The Constitution of the Republic of South Africa, in its supremacy status, requires all three arms of the State, (i.e., the legislature, the executive and the judiciary) to adhere to, and uphold all its principles. This article seeks to discuss the principle of separation of powers as enshrined in the Constitution, with regards to Regulation 7 to Road Accident Fund Act 56 of 1996, as amended.
The Road Accident Fund (“the RAF”) is a statutory body established by the Road Accident Fund Act (“the Act”) with the purpose of compensating individuals who get involved in motor vehicle accidents, and who qualify for such compensation in terms of the Act.
The Constitution establishes three arms of the State, namely the legislature, the executive, and the judiciary, and further articulates the various functions and powers that each arm has. The principle of separation of powers is implied by this constitutional arrangement, and it is a settled legal understanding that the said principle is entrenched in the Constitution.
The principle separates powers and functions amongst the three arms of the state, in order to ensure that each arm exercises limited power, and that there is no potential for abuse of same through checks and balances. The legislature has powers and functions to enact legislation, the executive has the powers and functions to implement and enforce the legislation, and the judiciary has the powers and functions to interpret legislation.
There are various exceptions to the principle of separation of powers. Even though legislation enactment falls solely within the province of the legislature as indicated above, it can delegate some of its legislative powers to State functionaries (ministers), to enact what is termed Subordinate legislation. Subordinate legislation are regulations crafted for, and are subject to, a particular legislation or Act of Parliament and they are created to expand on and echo the main Act.

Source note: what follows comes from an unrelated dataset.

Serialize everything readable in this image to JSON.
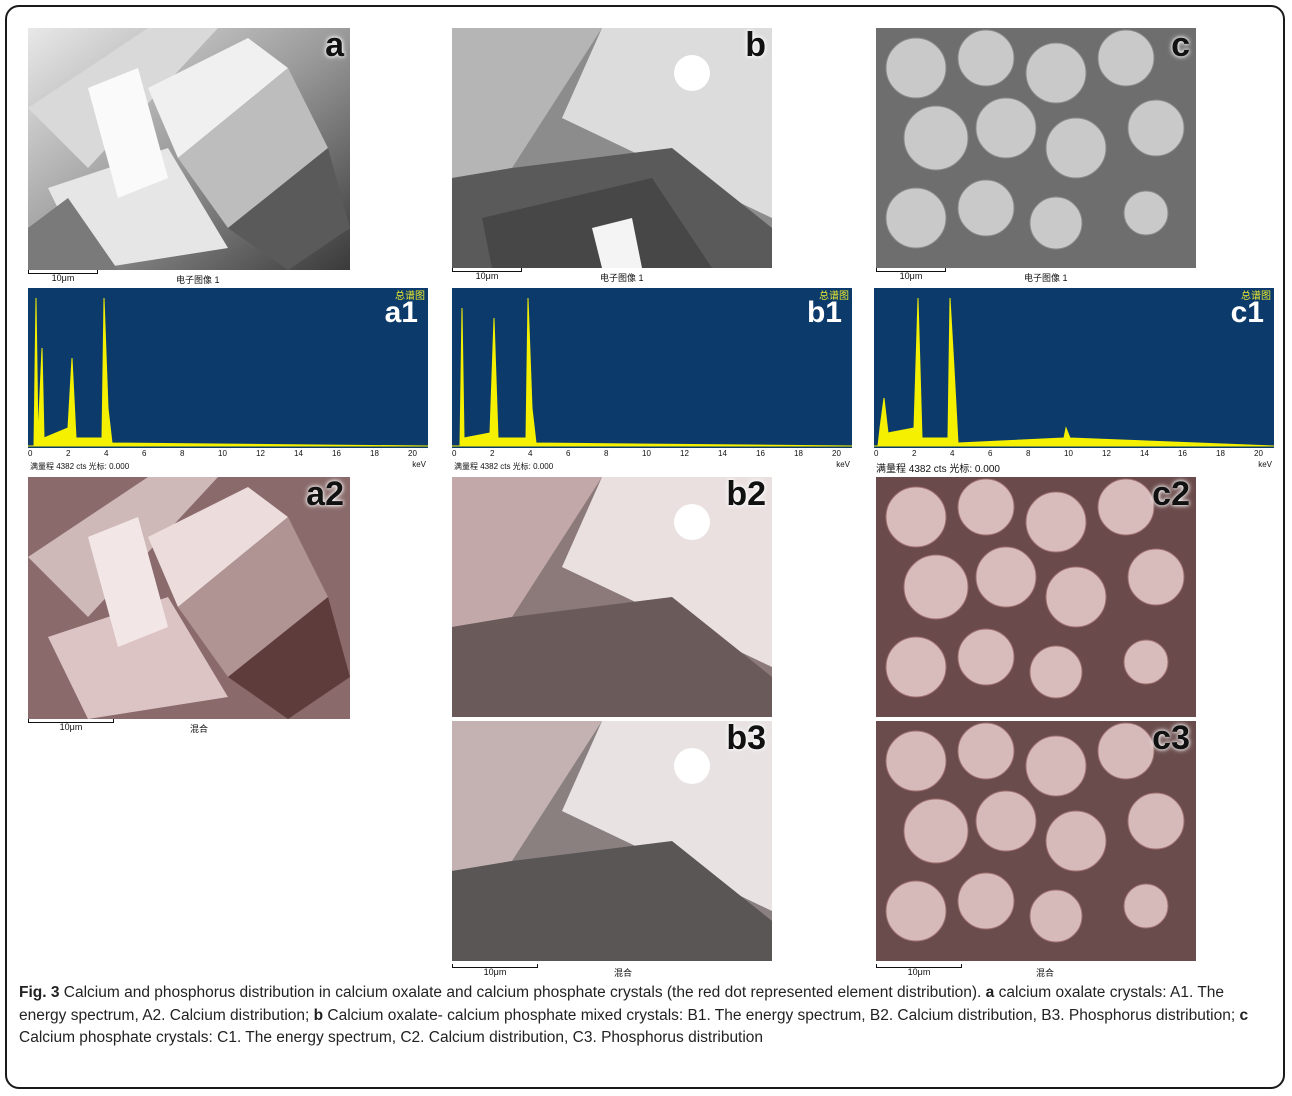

In the case of AAA Investments v Micro Finance Regulatory Council, the Constitutional Court considered the provisions of section 15A of the Usuary Act to determine whether the power conferred on the Minister in section 15A either expressly, or by necessary implication, authorises the sub-delegation of the delegated power to exempt. Langa CJ held, “[t]he authorisation, I must stress, must flow from section 15A and not from the Notice. The power to delegate must exist prior to and independently of the manner in which the Minister exercises his powers.” Langa CJ rounded up by stating that “there is no express power for the Minister to delegate.”
In essence, the court in the above case held that for a Minister to sub-delegate their delegated powers, there must be an express empowering provision, or a provision from which necessary implication can be drawn from, in the main Act. Therefore, absent the express empowering provision, or the provision from which necessary implication can be drawn, in the main Act, the sub-delegation of delegated power is not allowed.
Provisions of regulations 7, and sub 3 in particular, purports to sub-delegate authority to publish and amend notices in the government gazette to the RAF, which powers rest with the Minister in terms of section 26(1)
It seems that the Minister, through regulation 7, sought to sub-delegate their delegated power to the RAF, in so far as its wording permits for the RAF to publish and amend notices in the government gazette.
As discussed in the above case law that the Minister is unable to sub-delegate their delegated powers where the main Act has no express provision or by implication empowering them to do so. In this case there is no express provision in the Act nor by implication and therefore regulation 7 as it stands violates the principle of separation of powers and should be declared unconstitutional.